Sympathie ist keine Sprechereigenschaft, sondern eine individuelle Bewertung eines Rezipienten und damit ein wichtiges Thema für eine gewinnbringende Sprachkommunikation.
Der soziale Aspekt der unbekannten Stimmen
Wenn wir eine Person zum ersten Mal hören, können wir nicht umhin, Vermutungen anzustellen, Erwartungen zu entwickeln und ja, uns bereits eine erste Einstellung zu der menschlichen oder künstlichen Persönlichkeit zu bilden, die durch diese Stimme transportiert wird. Natürlich sind die Grundlagen, auf denen wir unsere Eindrücke aufbauen, sehr spärlich, und wir hoffen, dass wir unsere Eindrücke mit mehr validen Daten als nur diesen wenigen akustischen (und visuellen) Oberflächenmerkmalen abgleichen. Dennoch kann sich dieser erste Eindruck auf unser eigenes Verhalten auswirken, z. B. darauf, ob wir offener oder zurückhaltender auf den Sprecher reagieren oder wie wir die Aussagen des anderen interpretieren. Wir können sogar weitere Interaktionen ganz vermeiden, wenn wir diese Person als unsympathisch empfinden.

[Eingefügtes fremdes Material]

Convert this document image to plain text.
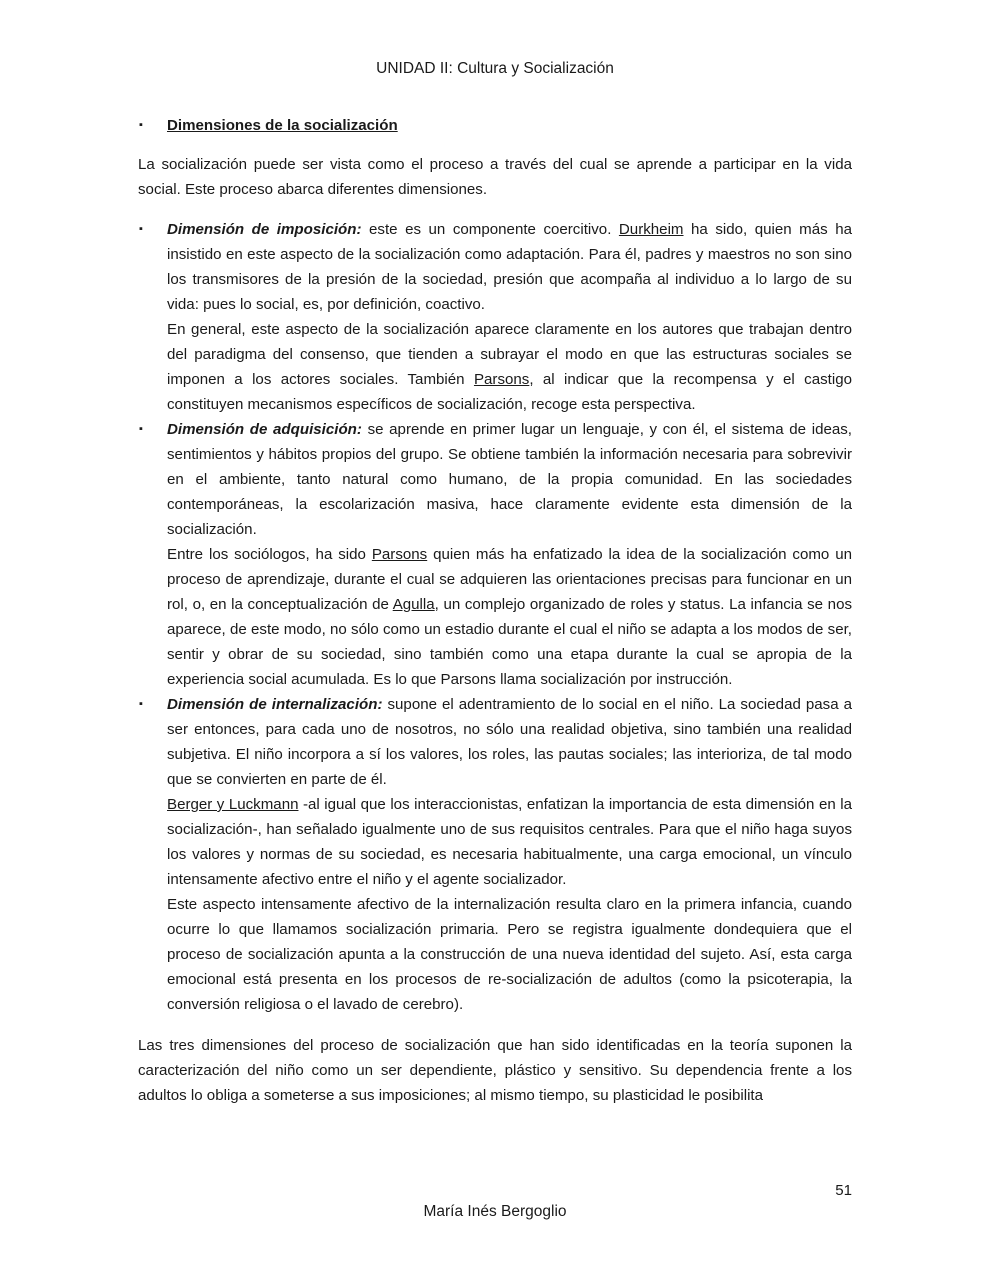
UNIDAD II: Cultura y Socialización
▪ Dimensiones de la socialización

La socialización puede ser vista como el proceso a través del cual se aprende a participar en la vida social. Este proceso abarca diferentes dimensiones.

▪ Dimensión de imposición: este es un componente coercitivo. Durkheim ha sido, quien más ha insistido en este aspecto de la socialización como adaptación. Para él, padres y maestros no son sino los transmisores de la presión de la sociedad, presión que acompaña al individuo a lo largo de su vida: pues lo social, es, por definición, coactivo.

En general, este aspecto de la socialización aparece claramente en los autores que trabajan dentro del paradigma del consenso, que tienden a subrayar el modo en que las estructuras sociales se imponen a los actores sociales. También Parsons, al indicar que la recompensa y el castigo constituyen mecanismos específicos de socialización, recoge esta perspectiva.

▪ Dimensión de adquisición: se aprende en primer lugar un lenguaje, y con él, el sistema de ideas, sentimientos y hábitos propios del grupo. Se obtiene también la información necesaria para sobrevivir en el ambiente, tanto natural como humano, de la propia comunidad. En las sociedades contemporáneas, la escolarización masiva, hace claramente evidente esta dimensión de la socialización.

Entre los sociólogos, ha sido Parsons quien más ha enfatizado la idea de la socialización como un proceso de aprendizaje, durante el cual se adquieren las orientaciones precisas para funcionar en un rol, o, en la conceptualización de Agulla, un complejo organizado de roles y status. La infancia se nos aparece, de este modo, no sólo como un estadio durante el cual el niño se adapta a los modos de ser, sentir y obrar de su sociedad, sino también como una etapa durante la cual se apropia de la experiencia social acumulada. Es lo que Parsons llama socialización por instrucción.

▪ Dimensión de internalización: supone el adentramiento de lo social en el niño. La sociedad pasa a ser entonces, para cada uno de nosotros, no sólo una realidad objetiva, sino también una realidad subjetiva. El niño incorpora a sí los valores, los roles, las pautas sociales; las interioriza, de tal modo que se convierten en parte de él.

Berger y Luckmann -al igual que los interaccionistas, enfatizan la importancia de esta dimensión en la socialización-, han señalado igualmente uno de sus requisitos centrales. Para que el niño haga suyos los valores y normas de su sociedad, es necesaria habitualmente, una carga emocional, un vínculo intensamente afectivo entre el niño y el agente socializador.

Este aspecto intensamente afectivo de la internalización resulta claro en la primera infancia, cuando ocurre lo que llamamos socialización primaria. Pero se registra igualmente dondequiera que el proceso de socialización apunta a la construcción de una nueva identidad del sujeto. Así, esta carga emocional está presenta en los procesos de re-socialización de adultos (como la psicoterapia, la conversión religiosa o el lavado de cerebro).

Las tres dimensiones del proceso de socialización que han sido identificadas en la teoría suponen la caracterización del niño como un ser dependiente, plástico y sensitivo. Su dependencia frente a los adultos lo obliga a someterse a sus imposiciones; al mismo tiempo, su plasticidad le posibilita

51
María Inés Bergoglio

Dies gilt nicht nur für menschliche Stimmen in Gesprächen von Angesicht zu Angesicht, sondern auch in der Telekommunikation, insbesondere aufgrund der höheren Bandbreiten und der insgesamt verfügbaren Qualität und Natürlichkeit. Heutzutage haben auch die Stimmen von persönlichen Assistenten, interaktiven Sprachausgaben für Selbstbedienungsdienste und Smart-Home-Geräten ein Maß an Natürlichkeit erreicht, das es manchmal schwierig macht, ihre Künstlichkeit zu erkennen. Infolgedessen wird die soziale Akzeptanz bei ersten Begegnungen nicht nur in der menschlichen Kommunikation, sondern auch in der Mensch-Computer-Interaktion immer wichtiger. Daher ist es an der Zeit, sich auf ihre sozialen Auswirkungen zu konzentrieren.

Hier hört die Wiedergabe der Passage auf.